The Washington Post

Acumen Solutions donates big brains to nonprofits

Who: Margie Johnson, senior director of corporate care for Acumen Solutions.

Company: Acumen Solutions, a contractor specializing in cloud-based technologies.

Charitable giving highlights: Last year, employees gave $575,000 to charities through 3,000 volunteer hours, fundraisers and donations.

Define the company’s

When we started the company in 1999, we were doing a lot of ad hoc giving. As our company developed and evolved, we decided that we wanted to make a greater impact. We have been able to do that in a effort that we called the Board Leadership Program. That program allows us to impact the organizations we’re serving by providing financial, intellectual and human capital. It’s a process where we take voluntary senior leadership from the company, train them, interview them to find out what they’re interested in. Then we match them with nonprofit boards that have needs. Those nonprofits, which are selected by employees, become our nonprofit portfolio.
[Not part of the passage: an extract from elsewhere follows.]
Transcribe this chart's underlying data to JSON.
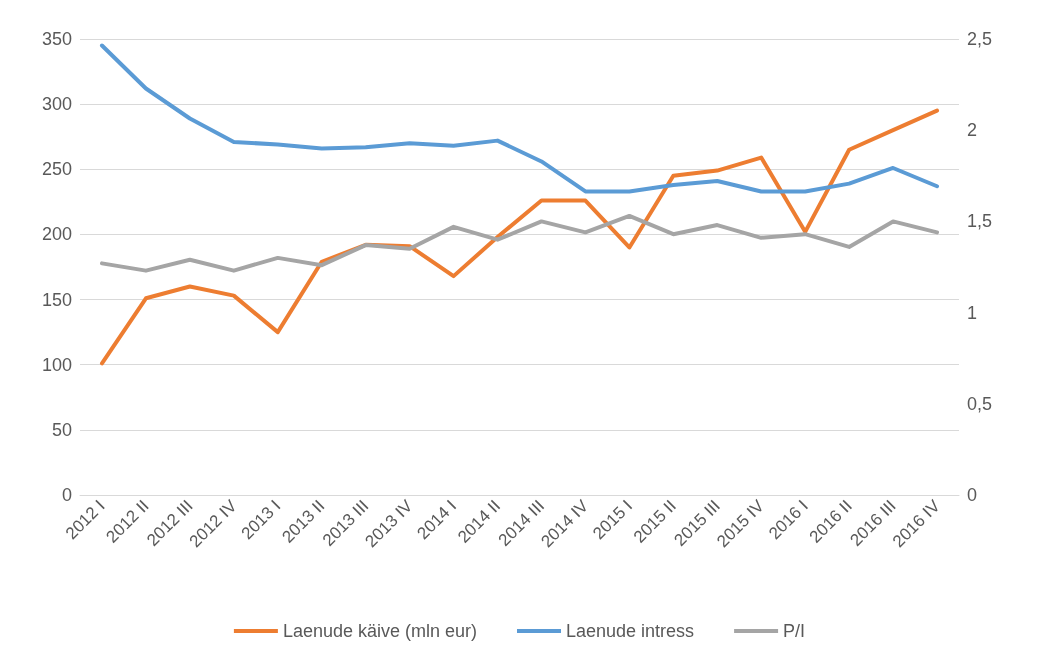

Rather than sending a check to a hundred organizations and doing 20 events, we’re really able to streamline and focus our resources on these key organizations and make a greater impact.

What are some activities you do?

We do four to six pro bono projects each year, ad hoc service events, holiday drives and our signature Race for a Cause that we have every October. This year we are going to do Pro Bono In a Day where you get a team together that will work for eight hours on a specific issue for a nonprofit.

What do you look for in a nonprofit partner?

We look for organizations that have established boards in place. That is to ensure that we don’t take on a second job. It’s like looking for a new small business that has a really strong foundation, good mission, encourage volunteerism and [is] looking for skilled leadership on their board.

Do you focus on certain social issues?

We currently serve on 23 nonprofit boards. We have seven people waiting to be placed. A majority of the ones so far have a focus on youth.